Como ya expliqué en mi post de noviembre de 2014 existen numerosos estudios que intentan aclarar la conexión entre la frecuencia cardiaca y la expectativa de vida.
Ya a principios del siglo XX, Max Rubén en 1908, propuso la «Teoría de la Tasa de vida», que postulaba que los organismos con metabolismos más acelerados tenían esperanzas de vida menores. Ruben evidenció que los animales más pequeños y con metabolismos más acelerados tenía una menor expectativa de vida que los de mayor tamaño. Posteriormente, fue Raymond Pearl en su libro “The Rate Of Living”, publicado veinte años después, quien se vuelve a hacer eco de esta visión de la relación inversa entre el tamaño y metabolismo del organismo y su esperanza de vida.
Según Pearl, el número de latidos a lo largo de las vidas de todos los mamíferos es bastante similar, tanto el ratón que tiene una frecuencia cardiaca basal de 600 lat/min y una vida media de 2 años, como una ballena que tiene una frecuencia cardiaca de 10 lat/min y una vida que puede llegar a los 200 años.
Cuatro años más tarde, en 1932, Max Kleiber propone su ley, también llamada curva ratón-elefante por la que el metabolismo basal de un organismo se puede calcular elevando su peso a la potencia de ¾ o de 0.75. Es decir; según sube el peso de un organismo su metabolismo basal también aumenta pero en menor proporción de lo esperado. O lo que es lo mismo, el metabolismo se enlentece proporcionalmente según aumenta el peso y tamaño del organismo.

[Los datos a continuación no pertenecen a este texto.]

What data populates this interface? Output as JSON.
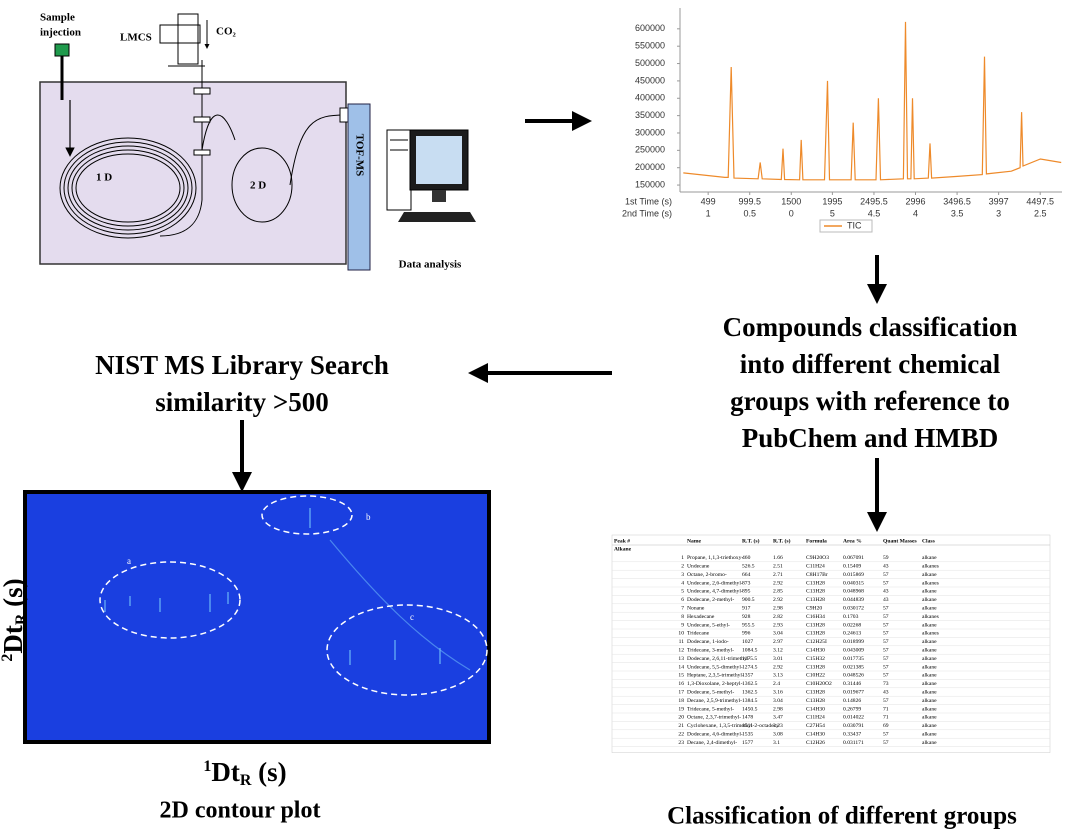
{
  "instrument": {
    "sample_injection": [
      "Sample",
      "injection"
    ],
    "lmcs": "LMCS",
    "co2": "CO₂",
    "first_dim": "1 D",
    "second_dim": "2 D",
    "tof_ms": "TOF-MS",
    "data_analysis": "Data analysis"
  },
  "chart_data": {
    "type": "line",
    "xlim": [
      160,
      4760
    ],
    "ylim": [
      130000,
      660000
    ],
    "xticks": [
      499,
      999.5,
      1500,
      1995,
      2495.5,
      2996,
      3496.5,
      3997,
      4497.5
    ],
    "x2_tick_labels": [
      1,
      0.5,
      0,
      5,
      4.5,
      4,
      3.5,
      3,
      2.5
    ],
    "x_row_labels": [
      "1st Time (s)",
      "2nd Time (s)"
    ],
    "yticks": [
      150000,
      200000,
      250000,
      300000,
      350000,
      400000,
      450000,
      500000,
      550000,
      600000
    ],
    "legend": "bottom",
    "series": [
      {
        "name": "TIC",
        "color": "#ee8a2a",
        "x": [
          200,
          700,
          740,
          776,
          810,
          1100,
          1126,
          1150,
          1380,
          1400,
          1420,
          1600,
          1620,
          1640,
          1900,
          1936,
          1960,
          2220,
          2246,
          2270,
          2520,
          2549,
          2575,
          2850,
          2875,
          2900,
          2940,
          2960,
          2980,
          3150,
          3170,
          3190,
          3500,
          3800,
          3827,
          3850,
          4150,
          4255,
          4273,
          4290,
          4500,
          4750
        ],
        "values": [
          185000,
          172000,
          172000,
          490000,
          170000,
          168000,
          215000,
          168000,
          166000,
          255000,
          166000,
          165000,
          280000,
          165000,
          165000,
          450000,
          165000,
          165000,
          330000,
          165000,
          165000,
          400000,
          165000,
          168000,
          620000,
          168000,
          168000,
          400000,
          168000,
          170000,
          270000,
          170000,
          175000,
          180000,
          520000,
          182000,
          190000,
          200000,
          360000,
          205000,
          225000,
          215000
        ]
      }
    ]
  },
  "nist": [
    "NIST MS Library Search",
    "similarity >500"
  ],
  "classification": [
    "Compounds classification",
    "into different chemical",
    "groups with reference to",
    "PubChem and HMBD"
  ],
  "contour": {
    "y_label": {
      "sup": "2",
      "base": "Dt",
      "sub": "R",
      "unit": " (s)"
    },
    "x_label": {
      "sup": "1",
      "base": "Dt",
      "sub": "R",
      "unit": " (s)"
    },
    "regions": [
      "a",
      "b",
      "c"
    ],
    "caption": "2D contour plot"
  },
  "table": {
    "header": [
      "Peak #",
      "Name",
      "R.T. (s)",
      "R.T. (s)",
      "Formula",
      "Area %",
      "Quant Masses",
      "Class"
    ],
    "group": "Alkane",
    "rows": [
      [
        1,
        "Propane, 1,1,3-triethoxy-",
        460,
        1.66,
        "C9H20O3",
        0.067091,
        59,
        "alkane"
      ],
      [
        2,
        "Undecane",
        526.5,
        2.51,
        "C11H24",
        0.15409,
        43,
        "alkanes"
      ],
      [
        3,
        "Octane, 2-bromo-",
        664,
        2.71,
        "C8H17Br",
        0.015869,
        57,
        "alkane"
      ],
      [
        4,
        "Undecane, 2,6-dimethyl-",
        873,
        2.92,
        "C13H28",
        0.040315,
        57,
        "alkanes"
      ],
      [
        5,
        "Undecane, 4,7-dimethyl-",
        895,
        2.85,
        "C13H28",
        0.048968,
        43,
        "alkane"
      ],
      [
        6,
        "Dodecane, 2-methyl-",
        900.5,
        2.92,
        "C13H28",
        0.044839,
        43,
        "alkane"
      ],
      [
        7,
        "Nonane",
        917,
        2.98,
        "C9H20",
        0.030172,
        57,
        "alkane"
      ],
      [
        8,
        "Hexadecane",
        928,
        2.82,
        "C16H34",
        0.1703,
        57,
        "alkanes"
      ],
      [
        9,
        "Undecane, 5-ethyl-",
        955.5,
        2.93,
        "C13H28",
        0.02268,
        57,
        "alkane"
      ],
      [
        10,
        "Tridecane",
        996,
        3.04,
        "C13H28",
        0.24613,
        57,
        "alkanes"
      ],
      [
        11,
        "Dodecane, 1-iodo-",
        1027,
        2.97,
        "C12H25I",
        0.018999,
        57,
        "alkane"
      ],
      [
        12,
        "Tridecane, 3-methyl-",
        1084.5,
        3.12,
        "C14H30",
        0.043009,
        57,
        "alkane"
      ],
      [
        13,
        "Dodecane, 2,6,11-trimethyl-",
        1175.5,
        3.01,
        "C15H32",
        0.017735,
        57,
        "alkane"
      ],
      [
        14,
        "Undecane, 5,5-dimethyl-",
        1274.5,
        2.92,
        "C13H28",
        0.021385,
        57,
        "alkane"
      ],
      [
        15,
        "Heptane, 2,3,5-trimethyl-",
        1357,
        3.13,
        "C10H22",
        0.048526,
        57,
        "alkane"
      ],
      [
        16,
        "1,3-Dioxolane, 2-heptyl-",
        1362.5,
        2.4,
        "C10H20O2",
        0.31446,
        73,
        "alkane"
      ],
      [
        17,
        "Dodecane, 5-methyl-",
        1362.5,
        3.16,
        "C13H28",
        0.019677,
        43,
        "alkane"
      ],
      [
        18,
        "Decane, 2,5,9-trimethyl-",
        1384.5,
        3.04,
        "C13H28",
        0.14826,
        57,
        "alkane"
      ],
      [
        19,
        "Tridecane, 5-methyl-",
        1450.5,
        2.98,
        "C14H30",
        0.26799,
        71,
        "alkane"
      ],
      [
        20,
        "Octane, 2,3,7-trimethyl-",
        1478,
        3.47,
        "C11H24",
        0.014022,
        71,
        "alkane"
      ],
      [
        21,
        "Cyclohexane, 1,3,5-trimethyl-2-octadecy",
        1511,
        3.23,
        "C27H54",
        0.030791,
        69,
        "alkane"
      ],
      [
        22,
        "Dodecane, 4,6-dimethyl-",
        1535,
        3.08,
        "C14H30",
        0.33437,
        57,
        "alkane"
      ],
      [
        23,
        "Decane, 2,4-dimethyl-",
        1577,
        3.1,
        "C12H26",
        0.031171,
        57,
        "alkane"
      ]
    ]
  },
  "table_caption": "Classification of different groups"
}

Si esto es cierto a nivel de organismos individuales, una publicación reciente de la revista Science demuestra que esta potencia de ¾ también es aplicable a ecosistemas enteros. Por ejemplo, si las presas de la sabana africana aumentan en una proporción determinada, sus depredadores no aumentan en la misma proporción sino en una menor, en exactamente a la potencia 0.75.
De todos es sabido la relación entre la tasa metabólica de los mamíferos y sus frecuencias cardiacas. De hecho, un análisis de regresión logarítmica entre la masa corporal y la tasa metabólica de los mamíferos, dibuja una línea recta con exactamente la misma pendiente que la que se obtiene entre la masa corporal y la frecuencia cardiaca. Es decir; la frecuencia cardiaca tiene una estrecha relación con la tasa metabólica, que es mucho más elevada en los mamíferos pequeños y que son los que tienen una expectativa de vida menor.
Un estudio retrospectivo, publicado el pasado mes de febrero, realizado sobre el seguimiento a 10 años de 6.733 individuos de mediana edad llega a las siguientes conclusiones:
- Si la frecuencia cardiaca es menor de 50 lat/min, de forma natural, la supervivencia es un 29% mayor.
- Si la frecuencia cardiaca basal se modifica artificialmente con mediación para llegar a ser menos de 50 lat/min, el riesgo de muerte aumenta en 2.4 veces.
- Si la frecuencia cardiaca basal es superior a 80 lat/min el riesgo de muerte durante los 10 años de duración del estudio fue un 49% mayor.
- Si la frecuencia cardiaca en reposo es superior a 80 lat/min, a pesar de dar medicación para disminuirla, el riesgo de muerte era 3.6 veces mayor.
En conclusión: según este reciente análisis podemos contestar a la pregunta que aún teníamos pendiente en el post previo. Parece claro que frecuencias cardiacas elevadas se traducen en menores esperanzas de vida, al menos entre diferentes especies de mamíferos. Pero, a partir de este estudio podemos concluir que disminuir nuestra frecuencia cardiaca con fármacos, no sólo no aumenta nuestra supervivencia sino que puede reducirla.
Existe un método natural que siempre se ha demostrado eficaz no sólo para disminuir nuestra frecuencia cardiaca sino para aumentar nuestra supervivencia: la realización de ejercicio físico moderado de forma regular.